In the dawn of the 21st century, global food security has emerged as a grand challenge.  The population of the world has just reached seven billion, and expected to stabilize at over nine billion people by the year 2050.  With increasing global population, there will be a growing demand to produce more food, to increase efficiency in food production, to reduce post-harvest losses, and to devise better social, economic, and political strategies to make food accessible to more people.  We also increasingly recognize the fragility of our varying ecosystems, and the need to safeguard our natural resources.  The emerging challenges of higher energy demands, increasing greenhouse gas emissions with significant effect on surface temperature, and a looming global fresh water crisis, leaves us with an unprecedented sense of urgency.  Solutions lie in science, technology, and innovation supported with a more enlightened sense of governance, policy, and leadership. To prepare for serious and holistic mitigation and adaptation practices in our systems of food production and management of our natural resources, we must enhance the global scientific knowledge base and build strong and functional institutions.  We need to prepare nations to use modern agricultural practices and increase their awareness and resolve to the stewardship of our natural resources.
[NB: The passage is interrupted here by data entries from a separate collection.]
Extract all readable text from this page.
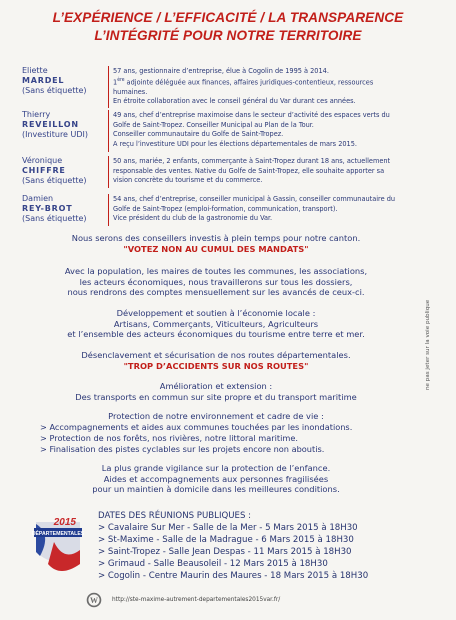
L’EXPÉRIENCE / L’EFFICACITÉ / LA TRANSPARENCE
L’INTÉGRITÉ POUR NOTRE TERRITOIRE
Eliette
MARDEL
(Sans étiquette)
57 ans, gestionnaire d’entreprise, élue à Cogolin de 1995 à 2014.
1ère adjointe déléguée aux finances, affaires juridiques-contentieux, ressources
humaines.
En étroite collaboration avec le conseil général du Var durant ces années.
Thierry
REVEILLON
(Investiture UDI)
49 ans, chef d’entreprise maximoise dans le secteur d’activité des espaces verts du
Golfe de Saint-Tropez. Conseiller Municipal au Plan de la Tour.
Conseiller communautaire du Golfe de Saint-Tropez.
A reçu l’investiture UDI pour les élections départementales de mars 2015.
Véronique
CHIFFRE
(Sans étiquette)
50 ans, mariée, 2 enfants, commerçante à Saint-Tropez durant 18 ans, actuellement
responsable des ventes. Native du Golfe de Saint-Tropez, elle souhaite apporter sa
vision concrète du tourisme et du commerce.
Damien
REY-BROT
(Sans étiquette)
54 ans, chef d’entreprise, conseiller municipal à Gassin, conseiller communautaire du
Golfe de Saint-Tropez (emploi-formation, communication, transport).
Vice président du club de la gastronomie du Var.
Nous serons des conseillers investis à plein temps pour notre canton.
"VOTEZ NON AU CUMUL DES MANDATS"
Avec la population, les maires de toutes les communes, les associations,
les acteurs économiques, nous travaillerons sur tous les dossiers,
nous rendrons des comptes mensuellement sur les avancés de ceux-ci.
Développement et soutien à l’économie locale :
Artisans, Commerçants, Viticulteurs, Agriculteurs
et l’ensemble des acteurs économiques du tourisme entre terre et mer.
Désenclavement et sécurisation de nos routes départementales.
"TROP D’ACCIDENTS SUR NOS ROUTES"
Amélioration et extension :
Des transports en commun sur site propre et du transport maritime
Protection de notre environnement et cadre de vie :
> Accompagnements et aides aux communes touchées par les inondations.
> Protection de nos forêts, nos rivières, notre littoral maritime.
> Finalisation des pistes cyclables sur les projets encore non aboutis.
La plus grande vigilance sur la protection de l’enfance.
Aides et accompagnements aux personnes fragilisées
pour un maintien à domicile dans les meilleures conditions.
DATES DES RÉUNIONS PUBLIQUES :
> Cavalaire Sur Mer - Salle de la Mer - 5 Mars 2015 à 18H30
> St-Maxime - Salle de la Madrague - 6 Mars 2015 à 18H30
> Saint-Tropez - Salle Jean Despas - 11 Mars 2015 à 18H30
> Grimaud - Salle Beausoleil - 12 Mars 2015 à 18H30
> Cogolin - Centre Maurin des Maures - 18 Mars 2015 à 18H30
DÉPARTEMENTALES
2015
ne pas jeter sur la voie publique
W http://ste-maxime-autrement-departementales2015var.fr/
The good news is opportunities for making greater scientific advances are aplenty.  The centers of science and technology in North America, Western Europe, and other developed nations have expanded.  The landscape of science is also changing globally and new developments are emerging at a fast pace.  New scientific capacities are also emerging in many nations and at a variety of programs and institutions, including in the emerging economies and at the multinational private institutions.  In each of these nations and programs, advances have come from past investments laying the foundation for new discoveries, creating new scientific tools, and for new research methods to be generated with new investments.  As a result, partnerships and alliances have become even more important to leverage resources and knowledge for devising new methods and for generating powerful science, technology, and innovation to solve the more complex real-life problems that have emerged.

Shifts in weather patterns, threats of new pests and diseases, and imminent losses to biodiversity, all bring about complex interacting forces in nature making the challenge of food production and the management of natural resources very daunting.  Advances made to-date notwithstanding, new science, technology, and innovation will be needed to raise plants and animals under growing stress or produce more food on less land and with more judicious use of inputs.  Efficiency of sustainable productivity gains will decrease with higher levels of productivity targets unless new knowledge generates increasing opportunities.  The emergence of complex system of problems may demand the use of more integrative R&D approaches for their solution.

New tools and skill sets are needed to tackle these emerging complex problems of our food systems and the management of our natural resources. Investments in new technologies and integrative approaches to solving complex problems will need to be made now and well in advance of the entrenchment of the grand challenges in the nexus of climate, water, and energy, with food security and sustainability of our natural resources.